“Lei possiede beni di famiglia? Se no, non è opportuno che studi le lingue orientali” con queste parole come studentessa di cinese sono stata accolta, decenni orsono, dal mio professore, il quale intendeva dire che una scelta di studi così peculiare si confaceva maggiormente a coloro che, avendone i mezzi, potevano applicare le loro conoscenze linguistiche in campi non facilmente remunerativi: filosofia, filologia, archeologia e così via ricercando.
Per fortuna di tutti, i tempi sono cambiati, le parti si sono invertite e ora lo studio del cinese si applica, quasi esclusivamente, ad attività che possono comportare un reddito immediato, prime fra tutte gli scambi commerciali. È con gioia quindi che periodicamente aggiorno la lista di ex-studenti che, avventuratisi in Cina dopo gli studi, non solo vi hanno trovato una collocazione lavorativa, ma hanno anche avuto modo di impiegare il loro ingegno e inventiva nella creazione di propri ambiti.
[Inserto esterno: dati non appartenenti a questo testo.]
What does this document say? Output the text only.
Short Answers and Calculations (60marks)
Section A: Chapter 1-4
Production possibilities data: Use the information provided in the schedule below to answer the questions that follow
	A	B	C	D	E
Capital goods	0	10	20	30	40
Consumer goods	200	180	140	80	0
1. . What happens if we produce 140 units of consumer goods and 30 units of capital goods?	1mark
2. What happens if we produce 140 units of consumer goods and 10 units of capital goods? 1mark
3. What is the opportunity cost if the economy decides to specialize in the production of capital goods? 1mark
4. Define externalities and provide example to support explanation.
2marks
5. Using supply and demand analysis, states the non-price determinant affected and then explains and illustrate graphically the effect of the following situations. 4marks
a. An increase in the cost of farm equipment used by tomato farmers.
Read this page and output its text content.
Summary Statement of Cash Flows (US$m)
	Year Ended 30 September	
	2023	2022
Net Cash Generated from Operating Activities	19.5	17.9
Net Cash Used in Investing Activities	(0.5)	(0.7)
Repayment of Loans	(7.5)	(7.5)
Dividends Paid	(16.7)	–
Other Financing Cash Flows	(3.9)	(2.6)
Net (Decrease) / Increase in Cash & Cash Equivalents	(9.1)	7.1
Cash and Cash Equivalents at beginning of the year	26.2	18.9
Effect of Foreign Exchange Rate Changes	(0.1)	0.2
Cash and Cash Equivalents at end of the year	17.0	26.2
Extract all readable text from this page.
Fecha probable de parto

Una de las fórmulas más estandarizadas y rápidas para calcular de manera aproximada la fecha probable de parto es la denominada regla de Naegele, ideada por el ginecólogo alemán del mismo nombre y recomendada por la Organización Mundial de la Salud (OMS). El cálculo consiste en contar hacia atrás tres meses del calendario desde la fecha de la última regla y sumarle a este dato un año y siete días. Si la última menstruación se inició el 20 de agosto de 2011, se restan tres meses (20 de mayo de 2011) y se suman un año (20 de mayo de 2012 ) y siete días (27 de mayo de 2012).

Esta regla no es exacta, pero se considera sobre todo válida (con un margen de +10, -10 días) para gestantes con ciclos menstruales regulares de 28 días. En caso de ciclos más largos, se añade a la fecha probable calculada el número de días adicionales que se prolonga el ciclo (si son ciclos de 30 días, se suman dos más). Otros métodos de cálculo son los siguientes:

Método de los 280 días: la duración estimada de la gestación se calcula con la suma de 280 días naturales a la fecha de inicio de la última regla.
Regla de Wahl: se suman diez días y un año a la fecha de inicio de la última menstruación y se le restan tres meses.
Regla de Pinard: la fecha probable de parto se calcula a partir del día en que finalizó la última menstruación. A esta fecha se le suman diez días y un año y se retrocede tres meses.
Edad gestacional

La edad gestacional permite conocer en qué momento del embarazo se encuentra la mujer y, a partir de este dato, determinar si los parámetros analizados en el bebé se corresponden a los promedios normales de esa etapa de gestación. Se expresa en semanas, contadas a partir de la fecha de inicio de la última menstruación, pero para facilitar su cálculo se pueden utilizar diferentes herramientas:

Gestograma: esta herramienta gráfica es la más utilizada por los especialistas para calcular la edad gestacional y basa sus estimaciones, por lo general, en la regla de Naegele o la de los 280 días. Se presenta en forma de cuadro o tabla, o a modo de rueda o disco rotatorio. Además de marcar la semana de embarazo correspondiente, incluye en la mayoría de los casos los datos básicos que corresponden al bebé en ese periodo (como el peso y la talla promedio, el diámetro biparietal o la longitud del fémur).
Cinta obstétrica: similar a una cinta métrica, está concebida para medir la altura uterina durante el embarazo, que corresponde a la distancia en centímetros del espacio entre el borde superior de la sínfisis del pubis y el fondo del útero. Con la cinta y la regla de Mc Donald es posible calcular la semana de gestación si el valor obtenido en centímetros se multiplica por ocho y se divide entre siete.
Francesca D’Andrea, finiti gli studi cinesi a Milano, dopo qualche anno presso una ditta import-export italiana a Shanghai, ha messo a frutto il suo capitale cognitivo e pecuniario per aprire a Kunmin, città capoluogo di regione dello Yunnan, sotto le nuvole del Tibet, una gelateria che funge altresì da caffè-letterario con annesso ristorante nel quale impiega volentieri anche personale italiano, a suo dire, non facilmente reperibile.
Roberto Longo, partito da Milano con scarse risorse, poco cinese e tante speranze, dopo anni di gavetta ha aperto a Shanghai una ditta di logistica che serve anche altri paesi asiatici. Alessandro Detoni, geniale e precoce praticante della lingua cinese sin dai tempi del liceo, dopo studi di psicologia alla Cattolica e di cinese all’Isiao, ha lasciato le occupazioni milanesi per dedicarsi alla sua vera passione: la produzione di cortometraggi di viaggio e di indagine sociale sulla Cina; attualmente è un consolidato freelance presso alcune emittenti televisive straniere e locali a Beijing, casa e fidanzata cinesi comprese.
Stefano Notarbartolo, attraente bagnino di Rimini, trapiantato a Milano solo ed esclusivamente per seguire la passione del cinese, che ha studiato per tre anni, inizialmente disperso in qualche università dell’immenso paese, è ricomparso con un passato come funzionario di una ditta indonesiana, e un presente come dirigente della sua azienda nel sud della Cina, moglie e tre figlie al suo fianco.
Ma c’è anche chi fa di più: Fabrizio Leuci, laureato all’Università di Napoli L’Orientale, negli anni ’90 apre in Cina una ditta di import-export nel ramo kashmir e seta, dopo qualche tempo si dedica a produrre abiti per rinomate case di moda italiane; non contento, inizia un’attività di ristrutturazione delle vecchie ville primo Novecento di Shanghai, dove il patrimonio architettonico d’antan si quota a livelli stratosferici sul mercato immobiliare locale.
E ancora Angelo Morano, laureato all’Orientale di Napoli, rappresentante in Cina di una ditta import-export nel ’90, attuale proprietario di due ristoranti italiani a Shanghai, frequentatissimi dai turisti nostrani in cerca di calore familiare, si destreggia anche nell’ambito della distribuzione cinematografica cinese in Italia, trattando con le maggiore organizzazioni del settore. Massimiliano Zeni, una laurea a Trento e due anni di cinese, sbarcato in Cina per insegnare italiano in un liceo di una città del sud, è al momento impegnato ad aprire la filiale di Shanghai di una solida azienda con sede a Hong Kong.
Quanti altri ancora? E in quali altre attività impegnati? Funzionari di banche nazionali; dipendenti e dirigenti di aziende italiane, straniere e persino cinesi disseminate nell’immensità del territorio del Catai; insegnanti di italiano in università e scuole pubbliche e private; mercanti d’arte e artisti d’avanguardia nelle gallerie e spazi espositivi alla moda. Giovani partiti dal nostro paese con conoscenze linguistiche e culturali specifiche, o anche solo con una formazione professionale, come il cameriere proveniente da una scuola alberghiera di Venezia che mi è capitato di incontrare in una rinomata catena italiana di caffè a Shanghai.